One of them was Republican state Rep. Laurel Libby, who was part of the 2020 anti-vaccination campaign that unsuccessfully attempted to overturn a law mandating certain inoculations for school children.
She told the crowd Tuesday that the protest against the new vaccine requirement for health care workers was not anti-vaccine, but rather, opposing another step toward the loss of individual freedom.
"To be clear, this is war!" she said at one point.
And she encouraged health care workers to sacrifice their jobs to fight what she described as a hard, uncomfortable battle against their government.
"Are we willing to lose our jobs? Are we willing to leave health care? Are we willing to walk out in a coordinated effort? That goes counter to everything I ever learned as a nurse," she said.
In a written statement, the governor's spokesperson Lindsay Crete said the COVID-19 mandate is nothing new for health care workers, who are already required to receive a battery of inoculations to prevent the spread of transmissible diseases such as measles, mumps, chickenpox, hepatitis B and the flu.
"This change simply adds the COVID-19 vaccine and is supported by a broad coalition of health care providers across Maine, including Maine Hospital Association, Maine Medical Association, Maine Primary Care Association, Maine Health Care Association, Maine Emergency Medical Services, and Maine Dental Association, along with the state’s two largest health systems, MaineHealth and Northern Light Health," Crete said.
Crete said that vaccines "are safe, effective, and the best tool we have to protect the lives and livelihoods of Maine people and to curb this pandemic."
She said that it's imperative for health workers "to take every precaution" so that their patients can feel safe going to them, especially in light of the more transmissible delta variant of the coronavirus.
Several people who spoke at the State House rally identified themselves as health care workers, including Rhonda Murray, the director of nursing at Horizons Living & Rehabilitation Center in Brunswick.
Murray said she's been vaccinated against COVID-19, along with 80% of the Horizons staff.

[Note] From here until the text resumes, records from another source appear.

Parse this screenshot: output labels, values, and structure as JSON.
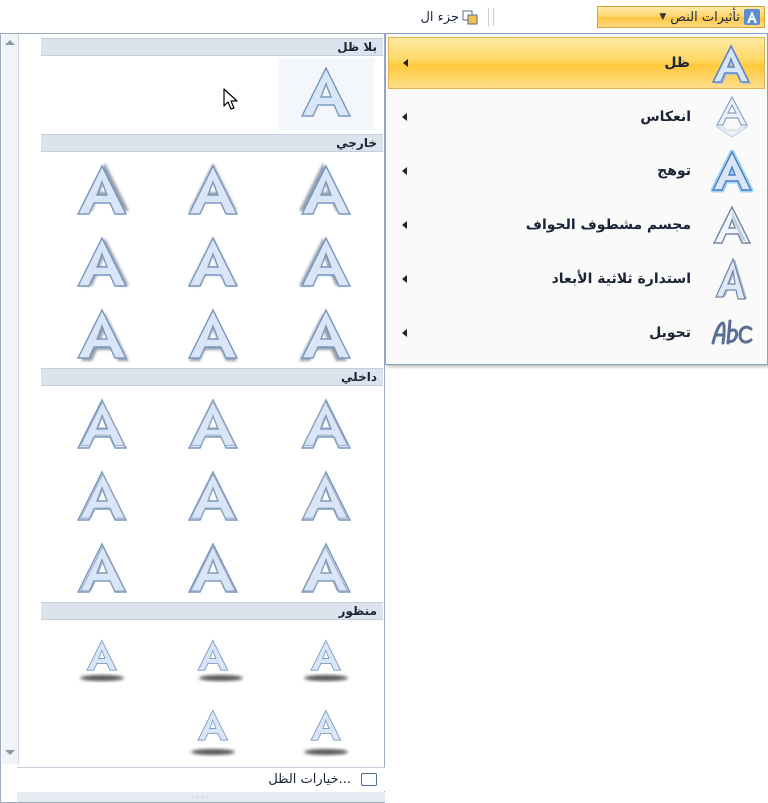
{
  "ribbon": {
    "text_effects_label": "تأثيرات النص",
    "part_label": "جزء ال"
  },
  "menu": {
    "items": [
      {
        "label": "ظل",
        "icon": "shadow-a-icon",
        "active": true
      },
      {
        "label": "انعكاس",
        "icon": "reflection-a-icon",
        "active": false
      },
      {
        "label": "توهج",
        "icon": "glow-a-icon",
        "active": false
      },
      {
        "label": "مجسم مشطوف الحواف",
        "icon": "bevel-a-icon",
        "active": false
      },
      {
        "label": "استدارة ثلاثية الأبعاد",
        "icon": "3d-rotation-a-icon",
        "active": false
      },
      {
        "label": "تحويل",
        "icon": "transform-abc-icon",
        "active": false
      }
    ]
  },
  "gallery": {
    "sections": [
      {
        "title": "بلا ظل"
      },
      {
        "title": "خارجي"
      },
      {
        "title": "داخلي"
      },
      {
        "title": "منظور"
      }
    ],
    "options_label": "خيارات الظل...",
    "grip_label": "····"
  },
  "colors": {
    "accent_highlight": "#ffd663",
    "header_bg": "#dde3ec",
    "letter_fill": "#d9e6f7",
    "letter_stroke": "#7a97c2"
  }
}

But she opposed compelling her colleagues to do the same or risk losing their jobs.
"(Gov. Mills) is talking about keeping the hospitals empty. Well, good luck with that because we got to empty our building because we're not going to have enough staff to take care of our residents," Murray said.
Several other Republican lawmakers attended the protest, which doubled as an organizing event for GOP activists as they seek to take control of the Legislature in 2022.

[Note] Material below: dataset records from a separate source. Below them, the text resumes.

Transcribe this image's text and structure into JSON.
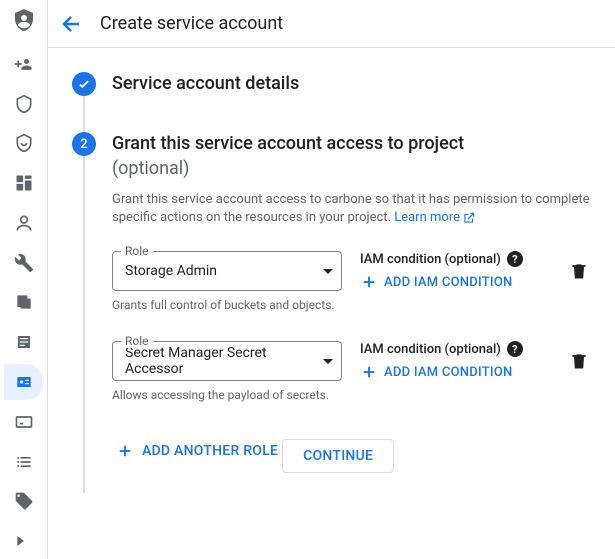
{
  "topbar": {
    "title": "Create service account"
  },
  "step1": {
    "title": "Service account details"
  },
  "step2": {
    "number": "2",
    "title": "Grant this service account access to project",
    "subtitle": "(optional)",
    "description": "Grant this service account access to carbone so that it has permission to complete specific actions on the resources in your project. ",
    "learn_more": "Learn more"
  },
  "roles": [
    {
      "field_label": "Role",
      "value": "Storage Admin",
      "helper": "Grants full control of buckets and objects.",
      "iam_label": "IAM condition (optional)",
      "add_condition": "ADD IAM CONDITION"
    },
    {
      "field_label": "Role",
      "value": "Secret Manager Secret Accessor",
      "helper": "Allows accessing the payload of secrets.",
      "iam_label": "IAM condition (optional)",
      "add_condition": "ADD IAM CONDITION"
    }
  ],
  "add_role": "ADD ANOTHER ROLE",
  "continue": "CONTINUE"
}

They included Rep. Heidi Sampson, of Alfred, who compared the vaccine requirement to the unethical and brutal practices of German doctors during the rise and fall of the Nazis.
Sampson recently came under fire for sharing a stage at an event it Belfast with a conspiracy theorist known for anti-Semitic views, Holocaust denial and the false assertion that NASA is secretly running a child slave colony on Mars.
Sampson has denied sharing those views, saying she was there to push for an audit of the 2020 Maine election results — a request that would compel state officials to turn over voter data to the same individuals perpetuating the baseless assertion that last year's election was stolen from former president Donald Trump.